Partout en Wallonie, des élèves de primaire s’initient aux économies d’énergie, en faisant la chasse aux consommations d’électricité inutiles ou cachées, dans leur école. C’est le défi Génération Zéro Watt. Exemple à Evelette.
« On va se déplacer comme des petites souris. Vous avez les appareils de mesure, le wattmètre et le luxmètre ? Qui veut prendre note des nouvelles idées durant la visite ? », demande Emilie Néron. Ce matin, l’animatrice du CRIE de Mariemont va se laisser guider par les élèves de la classe de 3e-4e primaire de l’école communale d’Evelette.

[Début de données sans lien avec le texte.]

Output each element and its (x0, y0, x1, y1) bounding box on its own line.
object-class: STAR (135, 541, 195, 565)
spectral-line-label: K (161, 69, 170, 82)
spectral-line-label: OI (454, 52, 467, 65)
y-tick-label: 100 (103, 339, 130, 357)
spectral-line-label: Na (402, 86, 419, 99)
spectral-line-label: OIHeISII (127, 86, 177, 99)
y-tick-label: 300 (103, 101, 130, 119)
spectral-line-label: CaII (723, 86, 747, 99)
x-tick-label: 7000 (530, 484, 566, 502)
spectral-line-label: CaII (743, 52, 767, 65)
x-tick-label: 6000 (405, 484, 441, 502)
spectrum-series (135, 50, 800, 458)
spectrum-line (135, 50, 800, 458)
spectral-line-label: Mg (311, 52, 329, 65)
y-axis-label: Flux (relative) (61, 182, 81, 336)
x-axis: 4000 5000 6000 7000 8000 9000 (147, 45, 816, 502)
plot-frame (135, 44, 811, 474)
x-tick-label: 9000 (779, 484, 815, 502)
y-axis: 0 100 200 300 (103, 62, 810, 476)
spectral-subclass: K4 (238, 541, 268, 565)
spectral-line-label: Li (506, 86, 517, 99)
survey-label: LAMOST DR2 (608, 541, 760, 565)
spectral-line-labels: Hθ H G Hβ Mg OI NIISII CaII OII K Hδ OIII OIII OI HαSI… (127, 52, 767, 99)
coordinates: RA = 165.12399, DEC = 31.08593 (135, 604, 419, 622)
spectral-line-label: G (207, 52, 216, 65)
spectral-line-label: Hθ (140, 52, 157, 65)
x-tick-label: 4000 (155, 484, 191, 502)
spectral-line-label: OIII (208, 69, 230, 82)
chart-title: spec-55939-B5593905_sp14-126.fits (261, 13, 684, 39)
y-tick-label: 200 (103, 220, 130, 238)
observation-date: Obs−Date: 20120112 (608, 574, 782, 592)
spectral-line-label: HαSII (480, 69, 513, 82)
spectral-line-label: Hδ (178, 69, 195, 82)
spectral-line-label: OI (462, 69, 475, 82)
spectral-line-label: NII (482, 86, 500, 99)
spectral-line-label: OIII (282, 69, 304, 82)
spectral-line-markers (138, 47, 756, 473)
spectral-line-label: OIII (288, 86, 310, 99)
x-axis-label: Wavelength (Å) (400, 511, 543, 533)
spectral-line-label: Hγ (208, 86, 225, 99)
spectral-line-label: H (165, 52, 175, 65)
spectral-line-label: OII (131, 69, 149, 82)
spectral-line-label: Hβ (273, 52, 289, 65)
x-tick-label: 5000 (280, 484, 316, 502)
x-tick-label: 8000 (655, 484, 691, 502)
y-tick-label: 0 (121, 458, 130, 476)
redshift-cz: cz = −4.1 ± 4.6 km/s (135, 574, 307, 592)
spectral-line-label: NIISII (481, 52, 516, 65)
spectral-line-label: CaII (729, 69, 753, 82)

Elle les accompagne dans le cadre du défi Génération Zéro Watt, un programme de sensibilisation aux économies d’électricité (lire ci-dessous).
Il y a trois mois, elle les a aidé·es à réaliser un audit de l’école, à repérer les consommations inutiles ou cachées (appareils en veille…) et les équipements énergivores, et à dresser une liste d’actions. A présent, elle découvre les dispositifs qu’ils et elles ont effectivement mis en place avec leur institutrice, des classes jusqu’au réfectoire en passant par les toilettes et les couloirs. La visite est aussi l’occasion d’étoffer ce plan anti-gaspillage, toujours en partant des idées des élèves, insiste-t-elle. Une approche concrète et mobilisatrice, « qui donne du sens aux apprentissages ».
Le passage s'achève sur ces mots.